Este filme parece ser uma combinação dos dois, com o personagem mais jovem ignorando o paradoxo e o personagem mais velho perpetuando ativamente o paradoxo.

O problema é que os personagens deste filme trabalham para uma agência de viagens no tempo não relacionada ao paradoxo. Presumivelmente, a função dos policiais do tempo é voltar no tempo e alterar o passado, ou impedir que o passado seja alterado. Mas em uma história primariamente sobre um ciclo de causalidade da predestinação, a existência de outros viajantes do tempo tentando ativamente mudar a história parece incongruente com a premissa do paradoxo.

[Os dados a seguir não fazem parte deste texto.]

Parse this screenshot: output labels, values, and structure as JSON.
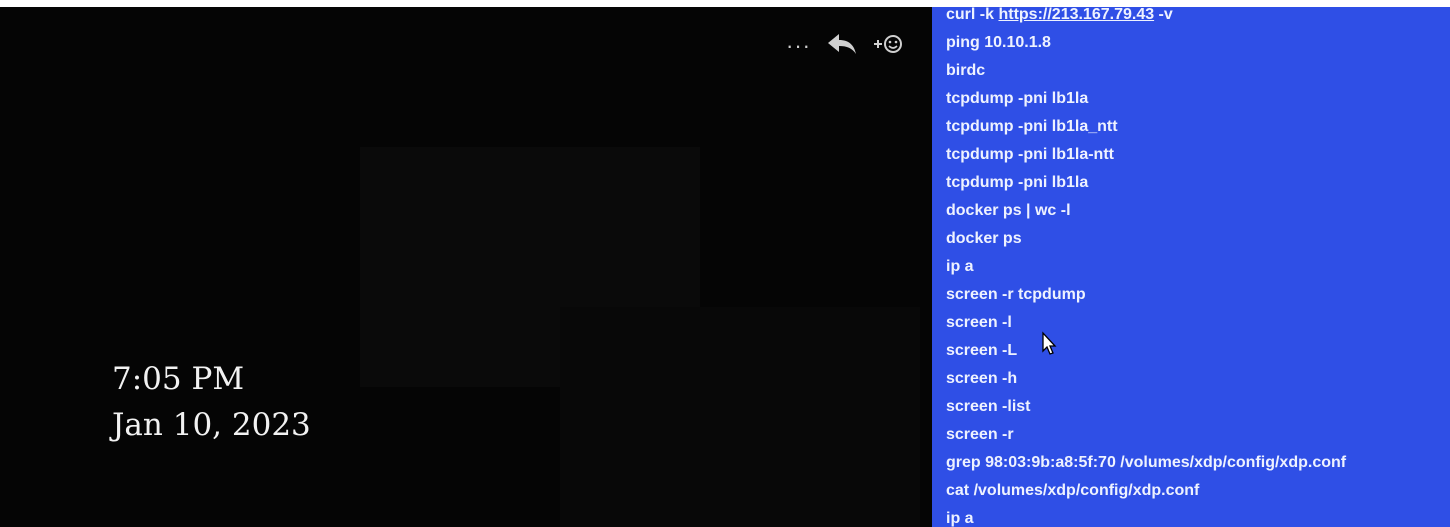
{
  "timestamp": {
    "time": "7:05 PM",
    "date": "Jan 10, 2023"
  },
  "message_actions": [
    {
      "icon": "more-icon",
      "label": "···"
    },
    {
      "icon": "reply-icon"
    },
    {
      "icon": "add-reaction-icon"
    }
  ],
  "terminal": {
    "history": [
      {
        "pre": "curl -k ",
        "link": "https://213.167.79.43",
        "post": " -v"
      },
      {
        "pre": "ping 10.10.1.8"
      },
      {
        "pre": "birdc"
      },
      {
        "pre": "tcpdump -pni lb1la"
      },
      {
        "pre": "tcpdump -pni lb1la_ntt"
      },
      {
        "pre": "tcpdump -pni lb1la-ntt"
      },
      {
        "pre": "tcpdump -pni lb1la"
      },
      {
        "pre": "docker ps | wc -l"
      },
      {
        "pre": "docker ps"
      },
      {
        "pre": "ip a"
      },
      {
        "pre": "screen -r tcpdump"
      },
      {
        "pre": "screen -l"
      },
      {
        "pre": "screen -L"
      },
      {
        "pre": "screen -h"
      },
      {
        "pre": "screen -list"
      },
      {
        "pre": "screen -r"
      },
      {
        "pre": "grep 98:03:9b:a8:5f:70 /volumes/xdp/config/xdp.conf"
      },
      {
        "pre": "cat /volumes/xdp/config/xdp.conf"
      },
      {
        "pre": "ip a"
      }
    ]
  },
  "colors": {
    "terminal_bg": "#2f4fe6",
    "terminal_text": "#eef2ff",
    "left_bg": "#050505"
  }
}
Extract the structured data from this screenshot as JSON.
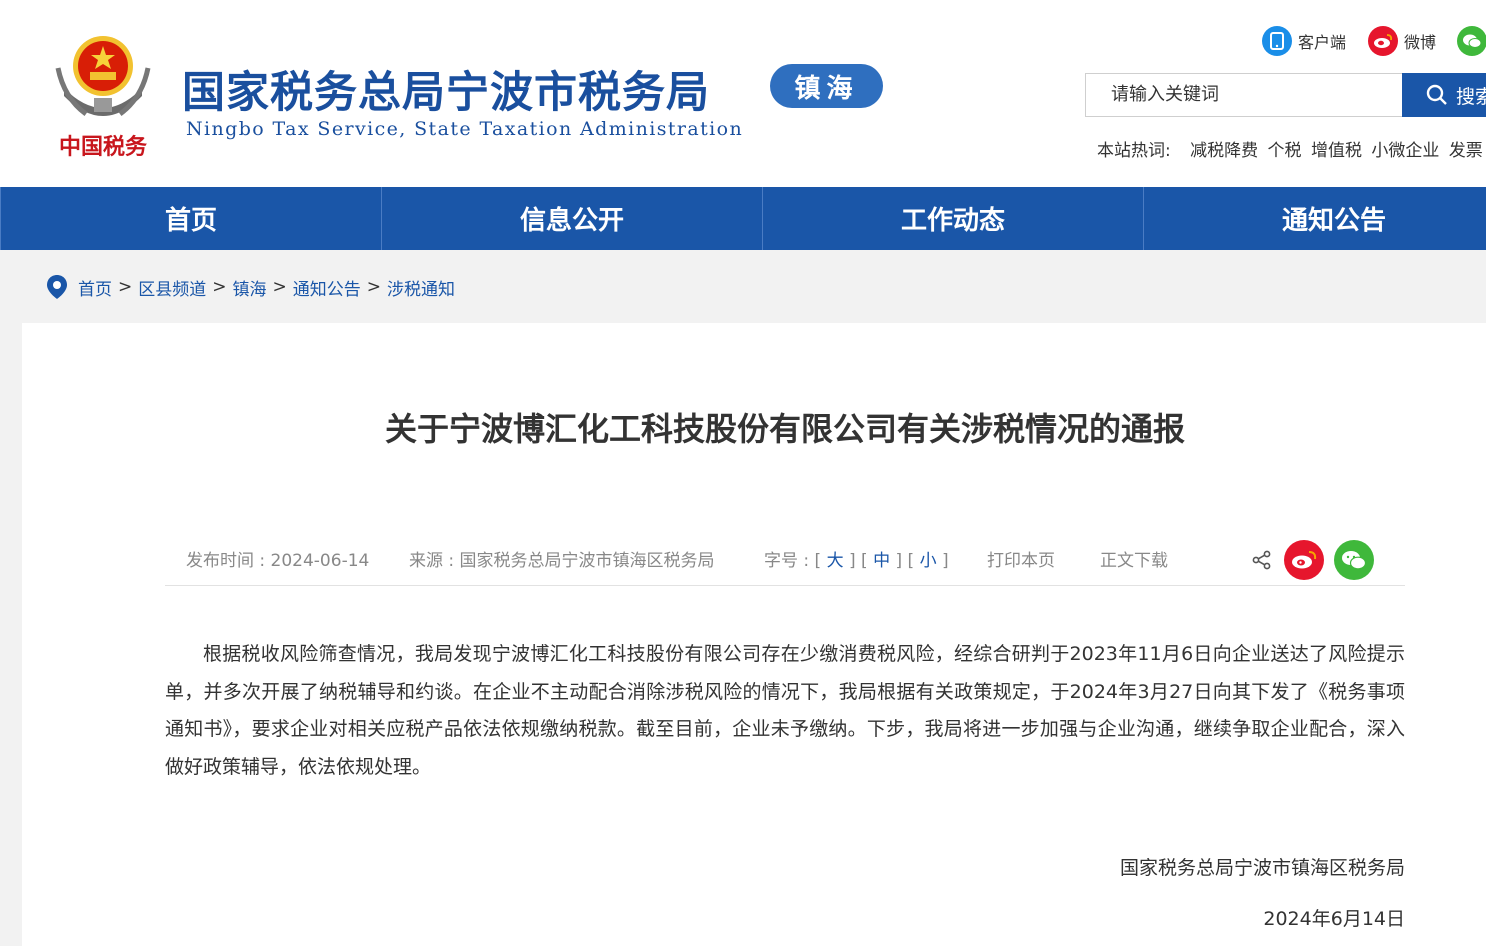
{
  "header": {
    "title": "国家税务总局宁波市税务局",
    "subtitle": "Ningbo Tax Service, State Taxation Administration",
    "region": "镇海",
    "emblem_text": "中国税务"
  },
  "social": {
    "client_label": "客户端",
    "weibo_label": "微博"
  },
  "search": {
    "placeholder": "请输入关键词",
    "button_label": "搜索"
  },
  "hot": {
    "label": "本站热词:",
    "words": [
      "减税降费",
      "个税",
      "增值税",
      "小微企业",
      "发票"
    ]
  },
  "nav": {
    "items": [
      "首页",
      "信息公开",
      "工作动态",
      "通知公告"
    ]
  },
  "breadcrumb": [
    "首页",
    "区县频道",
    "镇海",
    "通知公告",
    "涉税通知"
  ],
  "article": {
    "title": "关于宁波博汇化工科技股份有限公司有关涉税情况的通报",
    "date": "发布时间 : 2024-06-14",
    "source": "来源 : 国家税务总局宁波市镇海区税务局",
    "font_label": "字号 :",
    "font_large": "大",
    "font_medium": "中",
    "font_small": "小",
    "print": "打印本页",
    "download": "正文下载",
    "body": "根据税收风险筛查情况，我局发现宁波博汇化工科技股份有限公司存在少缴消费税风险，经综合研判于2023年11月6日向企业送达了风险提示单，并多次开展了纳税辅导和约谈。在企业不主动配合消除涉税风险的情况下，我局根据有关政策规定，于2024年3月27日向其下发了《税务事项通知书》，要求企业对相关应税产品依法依规缴纳税款。截至目前，企业未予缴纳。下步，我局将进一步加强与企业沟通，继续争取企业配合，深入做好政策辅导，依法依规处理。",
    "signature": "国家税务总局宁波市镇海区税务局",
    "sign_date": "2024年6月14日"
  },
  "colors": {
    "brand_blue": "#1a56a8",
    "title_blue": "#1a4f9e",
    "weibo_red": "#e6162d",
    "wechat_green": "#3fb83b"
  }
}
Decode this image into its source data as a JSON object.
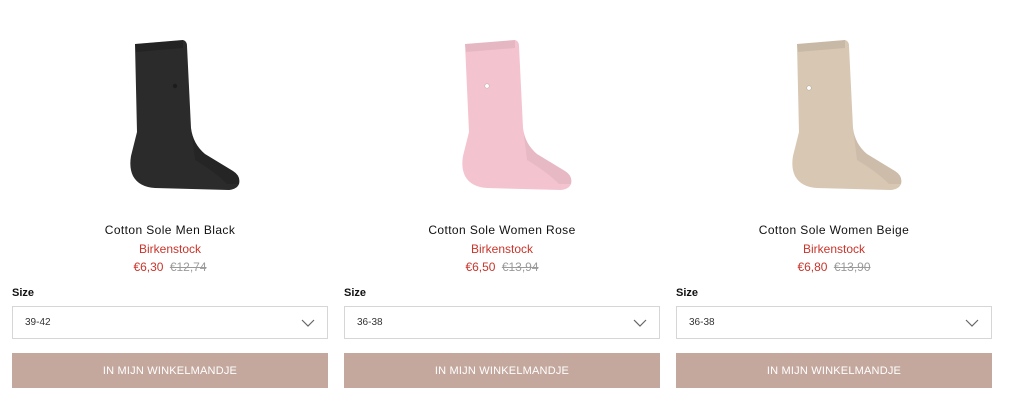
{
  "products": [
    {
      "name": "Cotton Sole Men Black",
      "brand": "Birkenstock",
      "price": "€6,30",
      "old_price": "€12,74",
      "size_label": "Size",
      "size_value": "39-42",
      "cart_label": "IN MIJN WINKELMANDJE",
      "sock_color": "#2b2b2b"
    },
    {
      "name": "Cotton Sole Women Rose",
      "brand": "Birkenstock",
      "price": "€6,50",
      "old_price": "€13,94",
      "size_label": "Size",
      "size_value": "36-38",
      "cart_label": "IN MIJN WINKELMANDJE",
      "sock_color": "#f4c3d0"
    },
    {
      "name": "Cotton Sole Women Beige",
      "brand": "Birkenstock",
      "price": "€6,80",
      "old_price": "€13,90",
      "size_label": "Size",
      "size_value": "36-38",
      "cart_label": "IN MIJN WINKELMANDJE",
      "sock_color": "#d8c7b3"
    }
  ],
  "colors": {
    "brand_red": "#c8352b",
    "button_bg": "#c4a89e",
    "strike_grey": "#9a9a9a"
  }
}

Como a mesma máquina do tempo pode ser usada para mudar a história e, ao mesmo tempo, perpetuar um paradoxo auto-recursivo da predestinação?

(Ou, se todo uso da máquina do tempo resultar em um paradoxo da predestinação, quanto tempo os policiais levariam para perceber que são completamente ineficazes, voltando no tempo apenas para fazer o que já havia sido feito em primeiro lugar? causando a existência de John Connor, tentando impedir sua existência no primeiro "Terminator".)

O filme também não aborda o que aconteceria se o personagem tivesse livre-arbítrio e optasse por não continuar o ciclo de causalidade depois de tomar conhecimento dele (por exemplo, e se ele matasse seu eu mais jovem em vez de seu eu mais velho? Com ​​uma decisão, ele poderia ter passado de um paradoxo de predestinação para um paradoxo de avô.).

10.01.2015 / 15:53

O loop de tempo da predestinação não é inicializado. Foi apenas "destinado a acontecer" e existe através Princípio de autoconsistência Novikov.

O universo teve inicialização? Não, apenas existe. É claro que houve o big bang, mas não havia nenhuma entidade necessária para iniciá-lo.

Essa teoria científica foi usada em muitas outras histórias de ficção científica, por exemplo, Doctor Who.

Pós-scriptium,

Em relação a outras respostas aqui:

Predestinação é é não é um paradoxo! Verifique esta discussão abaixo:

http://en.wikipedia.org/wiki/Talk:Predestination_paradox#It.27s_not_a_paradox.21

10.01.2015 / 01:09

Ele voltou a acionar tudo, o que significa que, no começo, quando existe apenas Ethan Hawke, como você diz, o início do ciclo era o seu passado, que ele não podia mudar. As decisões que ele toma em sua linha do tempo já foram tomadas por ele no circuito. Ele simplesmente não percebe isso até que chegue o momento em sua "linha do tempo" atual para tomar esse tipo de decisão. Assim como no final do filme, onde ele termina o ciclo matando seu eu mais velho. Seu eu mais velho sabia (?) O que estava prestes a acontecer, mas não conseguia parar, pois tudo estava "predestinado".

09.01.2015 / 10:42

Que seja uma explicação paralela, mas aqui está.

Sendo de dimensões 3, não podemos entender assuntos que ocorrem na dimensão 4th (Tempo). Normalmente, estamos avançando no tempo de maneira linear. Mas se tentarmos ir em uma direção diferente na dimensão 4 (tempo), as coisas se complicam.

Não compreendemos todos os parâmetros dessa dimensão para modelar corretamente o universo (gerar espaço a partir de Vetor de base) Foi necessário um Einstein para descobrir que o tempo é a décima segunda dimensão e precisamos pensar no tempo e no espaço simultaneamente, talvez haja outra dimensão sobre a qual não temos idéia.

Em conclusão, a resposta aqui é que não temos alguns parâmetros em nosso modelo do universo para entender completamente a fase de inicialização.